The question of my research was simple: 'What is it that sustains such a call?'

My intuitive answer was: God himself.  It is sufficient to know that one is called by God, to see one through any challenge and hardship on earth – and then, in many cases, to add to it love.  In fact, this proved to be true, and was borne out by the research.  Orders from God – or the perception of orders from God – encouraged the religious fundamentalist to great commitment and endurance, heroism and sacrifice.

However, it didn’t last.  It couldn’t last.  In the long term – which was about four years – the heroes crumbled.  There were intense stresses.  Their expectations were deeply challenged.  They suffered severe emotional trauma and exhaustion.  In fact, it was accepted as the norm that one would 'break down' in year four. Most, if not all of the missionaries I interviewed, needed medical interventions to stabilise their condition.

Even then, statistically, 50% of them were lost to the mission every thirteen years. Worse than that, anecdotal evidence showed that their spouses and children may have suffered the deepest trauma.

The call of God sustained them at first. It inspired them to extraordinary commitment and endurance. Up to a point, my assumptions were on target. Those who feel that they are called by God – perhaps ordered, summoned, commanded, commissioned by him – are sustained by the call. But as months grow into years, they nearly all crumble. They are utterly depleted.

However, there was a surprise.  Some of fundamentalism's foot soldiers – by far not all – rebounded.  After their first leave of absence, broken and beaten, they returned to the mission field repaired, if not refreshed – to the very same circumstances – never to experience such crisis again.

What changed?  It was not their fundamentalism, really.  They did not lose the sense of being under the call and commandment of God, nor did they feel in any way that his high demands had slipped.  But they let go of personal effort, and they trusted God to do it – in spite of them.

It all turned, therefore, on their understanding of their trust in God. No longer did they trust God to give them super-human powers for the task, or an indomitable will.  Rather, in brokenness, they trusted him to bless their great weakness.  Some called it the purification of the call.  Some called it repentance.

It all hinged on this one thing: God is great – but he does not impart his greatness to us.  It does not rub off on mere mortals.

The religious fundamentalist – the avant garde – missionaries, militants, medics, volunteers – priests, nuns, imams, rabbis – anyone for whom God means the world, and prove it by their sacrifice – all are of only fleeting usefulness to the cause, if any usefulness at all, until their call is purified.  In fact, until then, if anecdotal evidence would be true, they do great damage not only to themselves but to all those close to them.

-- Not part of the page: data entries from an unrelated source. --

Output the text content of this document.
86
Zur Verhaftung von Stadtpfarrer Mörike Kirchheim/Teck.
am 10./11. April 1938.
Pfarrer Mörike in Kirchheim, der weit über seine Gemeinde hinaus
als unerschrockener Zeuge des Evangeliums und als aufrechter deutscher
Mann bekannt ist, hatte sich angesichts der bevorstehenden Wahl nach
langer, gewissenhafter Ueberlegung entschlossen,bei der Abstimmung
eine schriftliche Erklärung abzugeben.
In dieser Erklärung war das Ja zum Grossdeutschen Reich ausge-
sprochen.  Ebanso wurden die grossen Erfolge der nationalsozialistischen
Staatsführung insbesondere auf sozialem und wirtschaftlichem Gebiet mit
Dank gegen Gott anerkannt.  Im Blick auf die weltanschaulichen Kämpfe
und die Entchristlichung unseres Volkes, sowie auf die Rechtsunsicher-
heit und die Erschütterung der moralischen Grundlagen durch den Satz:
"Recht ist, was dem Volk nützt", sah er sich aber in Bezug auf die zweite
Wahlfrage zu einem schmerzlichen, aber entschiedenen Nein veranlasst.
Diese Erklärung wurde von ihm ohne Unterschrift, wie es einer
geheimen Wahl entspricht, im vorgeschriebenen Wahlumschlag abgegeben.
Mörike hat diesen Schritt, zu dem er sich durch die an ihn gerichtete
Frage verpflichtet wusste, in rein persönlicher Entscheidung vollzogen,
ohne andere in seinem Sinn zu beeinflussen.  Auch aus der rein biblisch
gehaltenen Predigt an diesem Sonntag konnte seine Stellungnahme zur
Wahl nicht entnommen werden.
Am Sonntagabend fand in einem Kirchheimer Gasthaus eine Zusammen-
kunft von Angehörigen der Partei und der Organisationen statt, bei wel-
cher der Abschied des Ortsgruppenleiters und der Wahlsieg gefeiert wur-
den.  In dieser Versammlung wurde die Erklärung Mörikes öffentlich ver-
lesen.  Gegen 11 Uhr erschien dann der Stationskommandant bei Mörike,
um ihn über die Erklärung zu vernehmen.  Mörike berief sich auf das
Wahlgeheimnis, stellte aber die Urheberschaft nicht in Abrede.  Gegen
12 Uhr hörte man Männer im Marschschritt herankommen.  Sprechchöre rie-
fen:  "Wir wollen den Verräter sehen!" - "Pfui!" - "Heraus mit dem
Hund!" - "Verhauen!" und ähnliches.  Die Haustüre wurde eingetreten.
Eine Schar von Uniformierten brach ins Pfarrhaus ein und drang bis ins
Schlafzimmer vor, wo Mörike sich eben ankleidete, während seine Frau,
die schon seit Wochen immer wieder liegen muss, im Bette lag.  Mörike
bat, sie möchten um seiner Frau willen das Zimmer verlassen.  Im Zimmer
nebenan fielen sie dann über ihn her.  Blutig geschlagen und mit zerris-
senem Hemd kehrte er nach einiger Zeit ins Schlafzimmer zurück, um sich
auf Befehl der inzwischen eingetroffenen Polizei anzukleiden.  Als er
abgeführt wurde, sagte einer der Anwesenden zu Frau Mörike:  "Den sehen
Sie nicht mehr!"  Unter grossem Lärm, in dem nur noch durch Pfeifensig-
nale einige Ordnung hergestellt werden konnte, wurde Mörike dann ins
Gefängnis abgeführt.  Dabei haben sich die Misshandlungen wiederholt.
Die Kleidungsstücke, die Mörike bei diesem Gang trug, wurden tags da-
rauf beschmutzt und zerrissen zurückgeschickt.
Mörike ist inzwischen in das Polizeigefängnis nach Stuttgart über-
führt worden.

It is tragedy and ruin – until they find a realistic sense of themselves, and a realistic sense of the God they serve.  Pity the religious fundamentalists, and all those near to them – at least, those whose call has not yet been 'cleansed'.



* Rev. Dr. Mirjam Scarborough (1957-2011) was a doctor of philosophy and a missiologist.
** My study included some who are sooner referred to as 'revivalists'.